Choose the right provider
Some peer-to-peer lenders will offer more favourable rates than others, with some limited to just 8% maximum. Depending on the lender, you can invest in a range of products with some specialising in business loans, property or short term loans, each carrying their own risk and potential rewards.
Use the innovative finance ISA
An Innovative Finance ISA (IFISA) allows peer-to-peer loans
to be held in an individual savings account (ISA) and any interest up to £20,000 is tax free and you will not be taxed on capital gains.
Avoid early withdrawal
To earn the maximum rate, you are encouraged to keep your investment locked in for at least one year. You may not earn the amount advertised if you decide to withdraw money early.

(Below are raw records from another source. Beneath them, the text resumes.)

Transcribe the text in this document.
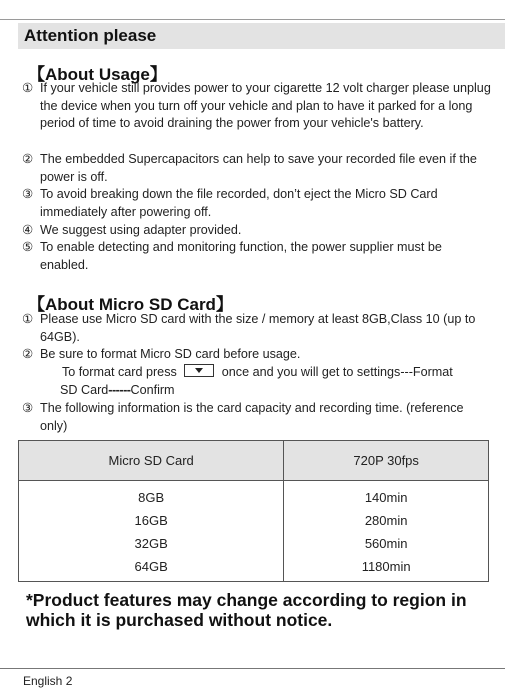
Attention please
【About Usage】
① If your vehicle still provides power to your cigarette 12 volt charger please unplug the device when you turn off your vehicle and plan to have it parked for a long period of time to avoid draining the power from your vehicle's battery.
② The embedded Supercapacitors can help to save your recorded file even if the power is off.
③ To avoid breaking down the file recorded, don’t eject the Micro SD Card immediately after powering off.
④ We suggest using adapter provided.
⑤ To enable detecting and monitoring function, the power supplier must be enabled.
【About Micro SD Card】
① Please use Micro SD card with the size / memory at least 8GB,Class 10 (up to 64GB).
② Be sure to format Micro SD card before usage.
To format card press	once and you will get to settings---Format
SD Card------Confirm
③ The following information is the card capacity and recording time. (reference only)
Micro SD Card	720P 30fps
8GB	140min
16GB	280min
32GB	560min
64GB	1180min
*Product features may change according to region in which it is purchased without notice.
English 2
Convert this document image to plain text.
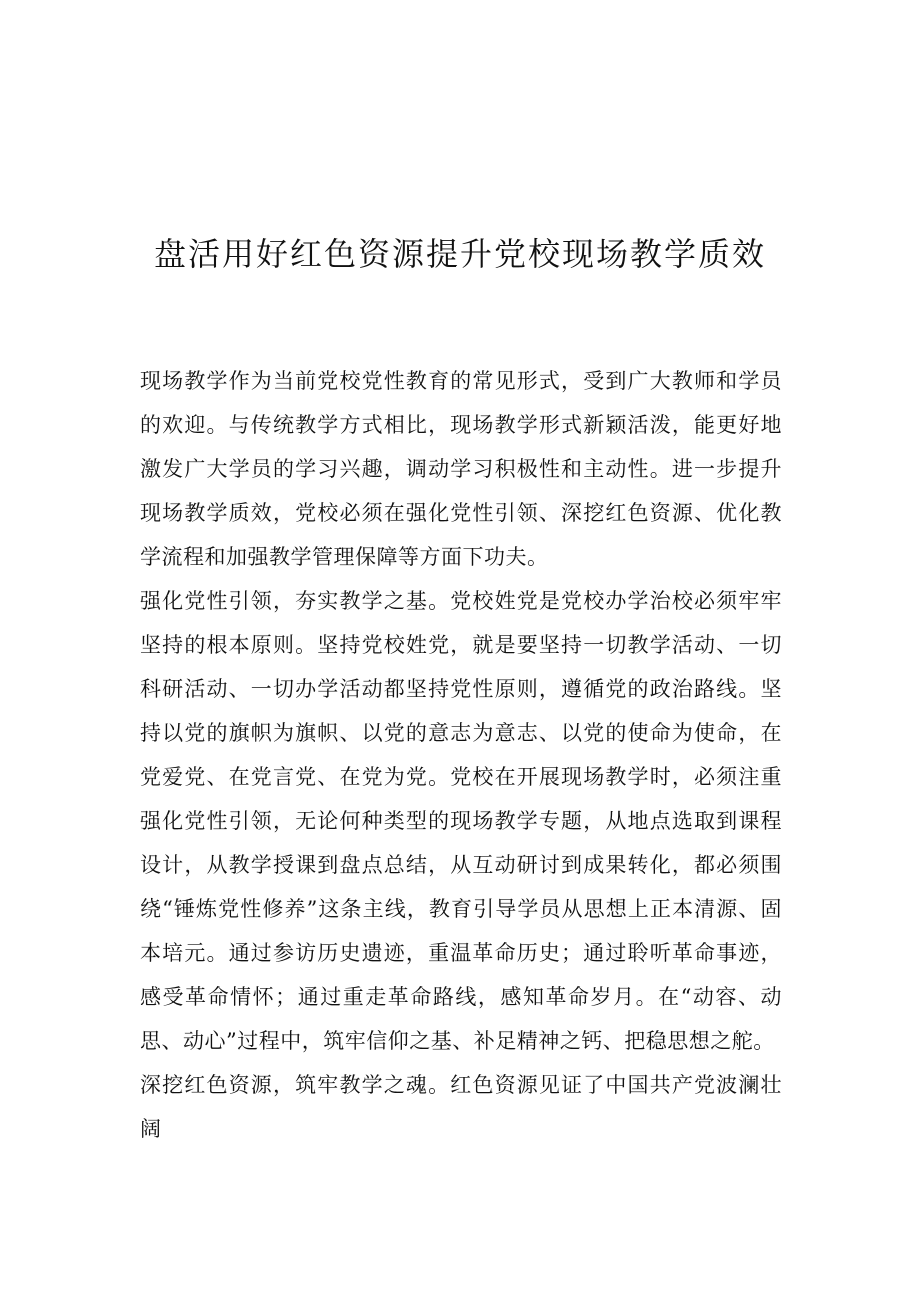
盘活用好红色资源提升党校现场教学质效

现场教学作为当前党校党性教育的常见形式，受到广大教师和学员的欢迎。与传统教学方式相比，现场教学形式新颖活泼，能更好地激发广大学员的学习兴趣，调动学习积极性和主动性。进一步提升现场教学质效，党校必须在强化党性引领、深挖红色资源、优化教学流程和加强教学管理保障等方面下功夫。

强化党性引领，夯实教学之基。党校姓党是党校办学治校必须牢牢坚持的根本原则。坚持党校姓党，就是要坚持一切教学活动、一切科研活动、一切办学活动都坚持党性原则，遵循党的政治路线。坚持以党的旗帜为旗帜、以党的意志为意志、以党的使命为使命，在党爱党、在党言党、在党为党。党校在开展现场教学时，必须注重强化党性引领，无论何种类型的现场教学专题，从地点选取到课程设计，从教学授课到盘点总结，从互动研讨到成果转化，都必须围绕“锤炼党性修养”这条主线，教育引导学员从思想上正本清源、固本培元。通过参访历史遗迹，重温革命历史；通过聆听革命事迹，感受革命情怀；通过重走革命路线，感知革命岁月。在“动容、动思、动心”过程中，筑牢信仰之基、补足精神之钙、把稳思想之舵。

深挖红色资源，筑牢教学之魂。红色资源见证了中国共产党波澜壮阔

When comparing savings products, there are ISAs that come with easy withdrawal or instant access, but the rates offered are lower to reflect this.
Manage your risk
You will need to manage your risk by deciding what type of borrower you wish to lend to or invest with. Those with bad credit histories are likely to pay higher rates of interest and you can earn better returns (up to 15%) by lending to this pool.
However, you may wish to lend somewhere in the middle or include good credit customers too, in order to manage your risk.
We offer a portal where you can choose who you wish to lend to. Our Auto-Diversify™ software spreads the risk of your investment by diversifying your investment with at least 10 borrowers.
How do you ensure my investment is protected?
We appreciate that our borrowers will need to pay on time in order for your investment to be successful. We carry out rigorous and thorough checks prior to funding any short term loan
and send out payment reminders on the days leading up to each repayment. For any delinquent payments, our friendly customer service team is able to follow up to ensure that deadlines and payments are met.
In addition, we have a provision fund in place that serves to reimburse our investors for any losses along the way. We are not part of the Financial Services Compensation Scheme, but have sufficient measures in place to ensure that your investment is protected to the maximum.
Actual return may be higher or lower and capital is at risk. Investments are not covered by the FSCS.